Ah really @Sitin ? Are you able to provide any info for this, specifically specifying an info.plist in an iOS build - it would save me a ton of time building manually!
Sorry if my words have confused you, @czarop. I meant to say that MacOS options are there, but they are not well documented yet. There is just a link to a struct containing bundle settings (0.6 docs).
The ability to specify Info.plist for iOS (similar to what exists for MacOS) would be greatly appreciated and unblock many capabilities.
In case you haven't seen it, since the v0.7.0-alpha0 it is possible to define in Dioxus.toml
[application]
android_manifest = "./AndroidManifest.xml"
with a custom AndroidManifest.xml in your directory.
For example (based on AndroidManifest.xml.hbs present in this repo, I don't recommend modifying anything but the permissions):
<?xml version="1.0" encoding="utf-8" ?>
<manifest xmlns:android="http://schemas.android.com/apk/res/android">
<uses-permission android:name="android.permission.INTERNET" />
<uses-permission android:name="android.permission.ACCESS_COARSE_LOCATION" />
<uses-permission android:name="android.permission.ACCESS_FINE_LOCATION" />
<application
android:hasCode="true"
android:supportsRtl="true"
android:icon="@mipmap/ic_launcher"
android:extractNativeLibs="true"
android:allowNativeHeapPointerTagging="false"

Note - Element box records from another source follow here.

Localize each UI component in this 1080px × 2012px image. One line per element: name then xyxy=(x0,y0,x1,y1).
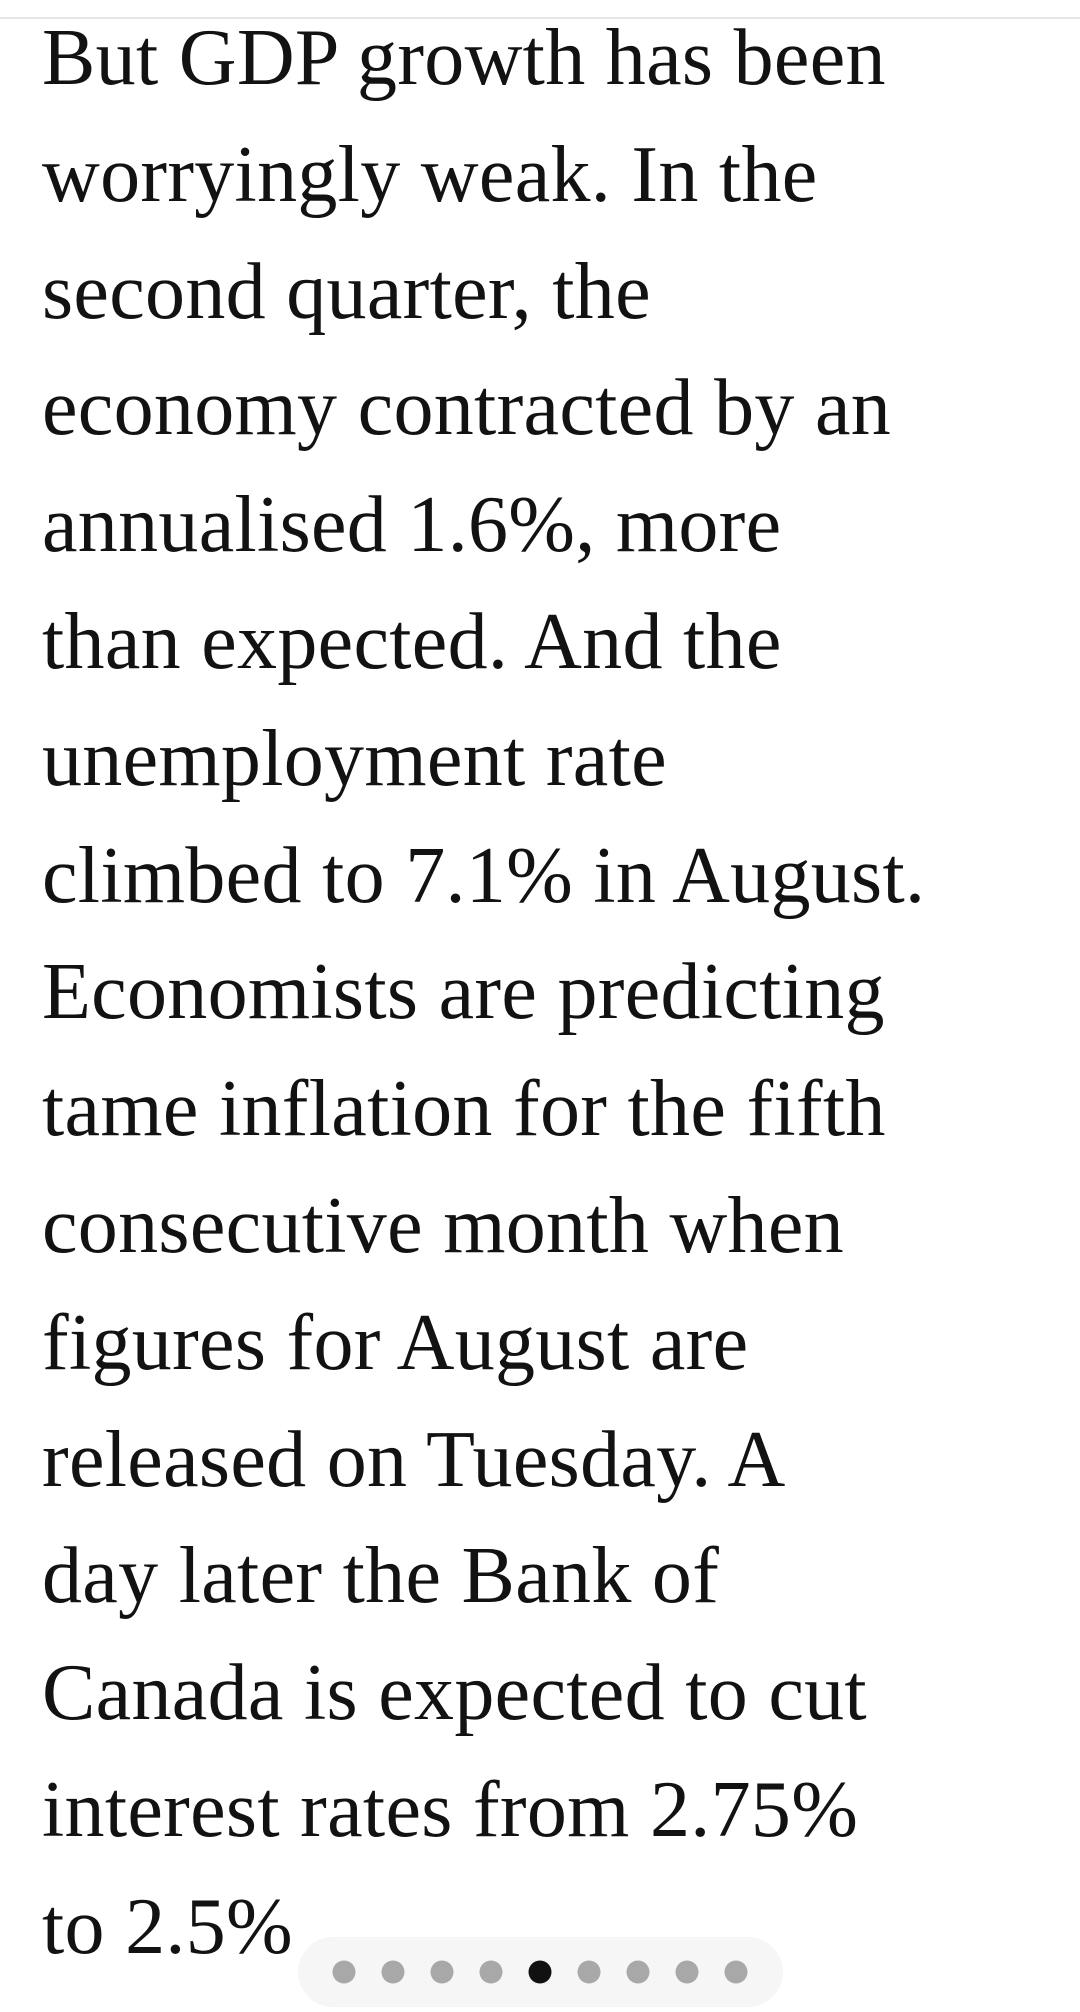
page-dot-active[interactable] xyxy=(528,1960,552,1984)
top-divider xyxy=(0,17,1080,19)
text-line: But GDP growth has been xyxy=(42,14,886,102)
page-dot[interactable] xyxy=(577,1960,601,1984)
page-dot[interactable] xyxy=(479,1960,503,1984)
text-line: consecutive month when xyxy=(42,1181,844,1270)
text-line: economy contracted by an xyxy=(42,364,892,453)
text-line: worryingly weak. In the xyxy=(42,130,818,219)
article-text: But GDP growth has been worryingly weak. … xyxy=(42,0,1072,1986)
page-dot[interactable] xyxy=(675,1960,699,1984)
text-line: unemployment rate xyxy=(42,714,667,803)
text-line: to 2.5% xyxy=(42,1882,293,1971)
text-line: day later the Bank of xyxy=(42,1532,720,1621)
text-line: Economists are predicting xyxy=(42,948,885,1037)
text-line: climbed to 7.1% in August. xyxy=(42,831,926,920)
text-line: than expected. And the xyxy=(42,597,782,686)
text-line: second quarter, the xyxy=(42,247,651,336)
text-line: interest rates from 2.75% xyxy=(42,1765,859,1854)
page-dot[interactable] xyxy=(381,1960,405,1984)
page-dot[interactable] xyxy=(430,1960,454,1984)
page-dot[interactable] xyxy=(332,1960,356,1984)
text-line: annualised 1.6%, more xyxy=(42,481,782,570)
page-dot[interactable] xyxy=(724,1960,748,1984)
text-line: figures for August are xyxy=(42,1298,749,1387)
text-line: released on Tuesday. A xyxy=(42,1415,786,1504)
page-dots xyxy=(332,1960,748,1984)
text-line: Canada is expected to cut xyxy=(42,1649,867,1738)
page-indicator[interactable] xyxy=(298,1937,783,2007)
text-line: tame inflation for the fifth xyxy=(42,1065,886,1154)
page-dot[interactable] xyxy=(626,1960,650,1984)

android:label="@string/app_name"
android:theme="@style/AppTheme"
android:networkSecurityConfig="@xml/network_security_config"
>
<activity
android:configChanges="orientation|screenLayout|screenSize|keyboardHidden"
android:exported="true"
android:label="@string/app_name"
android:name="dev.dioxus.main.MainActivity"
>
<meta-data
android:name="android.app.lib_name"
android:value="dioxusmain"
/>
<meta-data
android:name="android.app.func_name"
android:value="ANativeActivity_onCreate"
/>
<intent-filter>
<action android:name="android.intent.action.MAIN" />
<category android:name="android.intent.category.LAUNCHER" />
</intent-filter>
</activity>
</application>
</manifest>
And if you need to access https based apis on javascript (geolocation for examples), I fixed this issue in my PR #4428.